The natural mathematical tools here is differential geometry, tensor analysis and the theory of smooth Riemannian manifolds. A manifold is a generalization of a surface in R3 where the properties can be defined without reference to an ambient space. Recent work reflect a growing interest in this topic, but a unified framework is still missing. We present a number of examples from our work, ranging from non-rigid registration (the Morphon) to manifold learning (the Sample LogMap), indicating the value of establishing the necessary steps for adapting traditional multi-dimensional signal processing methods to comprise general class of signals on manifolds, i.e why signal processing needs to ``go round the bend''.



Professor Mubarak Shah
Agere Chair Professor, Computer Vision Lab., School of Electrical Engineering and Computer Science, University of Central Florida, USA. Short biography.

Recognizing Actions, Objects, and Actions as Objects

Recognition of human actions from video sequences is a very popular problem in Computer Vision. Since an action takes place in 3-D, and is projected on a sequence of 2-D images, the projected 2-D motion may vary depending on the viewpoint of the camera. This creates a problem in recognizing human actions from 2D video sequence. In most current works on action recognition, the issue of view-invariance has been ignored. In this talk, I will present our work on human action recognition which uses geometry to deal with the problem of view invariance.

Object recognition is a classic problem in computer vision, which has been popular in the community for the last thirty years. In the second part of my talk, I will present a novel multi-view generic object class recognition method based on 3D object modeling. Instead of using a complicated mechanism for relating multiple 2D training views, the proposed method establishes spatial connections between these views by attaching appearance features to the surfaces of 3D models. The 3D model is represented by a volume consisting of binary slices, and is generated by using a new homographic framework.

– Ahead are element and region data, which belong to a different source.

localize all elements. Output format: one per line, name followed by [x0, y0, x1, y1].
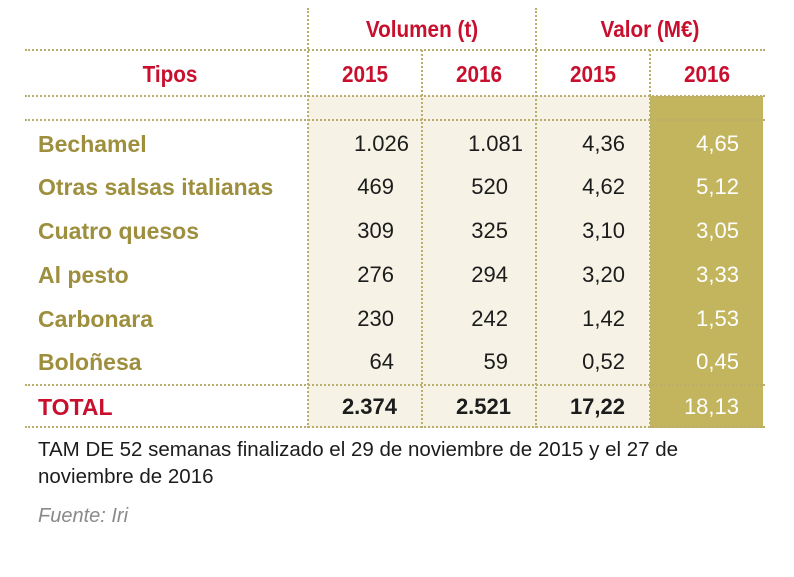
cell-volume-2016: 520 [471, 174, 508, 199]
group-header-value: Valor (M€) [600, 16, 700, 42]
cell-value-2016: 3,33 [696, 262, 739, 287]
cell-volume-2016: 1.081 [467, 131, 523, 156]
rule-bottom [25, 426, 765, 428]
cell-volume-2015: 276 [357, 262, 394, 287]
rule-above-body [25, 119, 765, 121]
col-divider-1 [307, 8, 309, 428]
cell-volume-2015: 64 [369, 349, 394, 374]
rule-under-column-header [25, 95, 765, 97]
row-label: Al pesto [38, 262, 129, 288]
total-value-2015: 17,22 [569, 394, 625, 419]
cell-value-2015: 3,20 [582, 262, 625, 287]
cell-value-2016: 0,45 [696, 349, 739, 374]
cell-value-2015: 4,62 [582, 174, 625, 199]
col-divider-2 [421, 50, 423, 428]
cell-value-2015: 3,10 [582, 218, 625, 243]
total-volume-2015: 2.374 [341, 394, 397, 419]
highlight-column-2016-value [650, 96, 763, 428]
group-header-volume: Volumen (t) [365, 16, 479, 42]
cell-value-2015: 0,52 [582, 349, 625, 374]
total-value-2016: 18,13 [683, 394, 739, 419]
cell-volume-2015: 309 [357, 218, 394, 243]
row-label: Bechamel [38, 131, 147, 157]
total-volume-2016: 2.521 [455, 394, 511, 419]
column-header-volume-2015: 2015 [341, 61, 389, 87]
cell-value-2016: 4,65 [696, 131, 739, 156]
rule-above-total [25, 384, 765, 386]
cell-value-2015: 1,42 [582, 306, 625, 331]
column-header-value-2015: 2015 [569, 61, 617, 87]
column-header-value-2016: 2016 [683, 61, 731, 87]
row-label: Otras salsas italianas [38, 174, 274, 200]
cell-volume-2016: 59 [483, 349, 508, 374]
row-label: Boloñesa [38, 349, 142, 375]
cell-value-2015: 4,36 [582, 131, 625, 156]
cell-volume-2015: 1.026 [353, 131, 409, 156]
col-divider-3 [535, 8, 537, 428]
col-divider-4 [649, 50, 651, 428]
column-header-volume-2016: 2016 [455, 61, 503, 87]
cell-volume-2016: 325 [471, 218, 508, 243]
cell-volume-2015: 230 [357, 306, 394, 331]
row-label: Carbonara [38, 306, 154, 332]
footnote: TAM DE 52 semanas finalizado el 29 de no… [38, 438, 679, 488]
total-label: TOTAL [38, 394, 113, 420]
cell-value-2016: 3,05 [696, 218, 739, 243]
row-label: Cuatro quesos [38, 218, 200, 244]
column-header-types: Tipos [142, 61, 198, 87]
cell-value-2016: 5,12 [696, 174, 739, 199]
cell-volume-2016: 242 [471, 306, 508, 331]
cell-value-2016: 1,53 [696, 306, 739, 331]
cell-volume-2016: 294 [471, 262, 508, 287]
rule-under-group-header [25, 49, 765, 51]
cell-volume-2015: 469 [357, 174, 394, 199]
source-credit: Fuente: Iri [38, 505, 129, 527]
data-area-background [308, 96, 650, 428]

When an actor performs an action in 3D, the points on the outer boundary of the actor are projected as 2D (x, y) contour in the image plane. A sequence of such 2D contours with respect to time generates a spatiotemporal volume (STV) in (x, y, t), which can be treated as 3D object in the (x, y, t) space. In the third part of this talk, I will present our approach for human recognition by treating actions as objects. We analyze STV by using the differential geometric surface properties, such as peaks, pits, valleys and ridges, which are important action descriptors capturing both spatial and temporal properties. A set of motion descriptors for a given action is called an action sketch. The action descriptors are related to various types of motions and object deformations.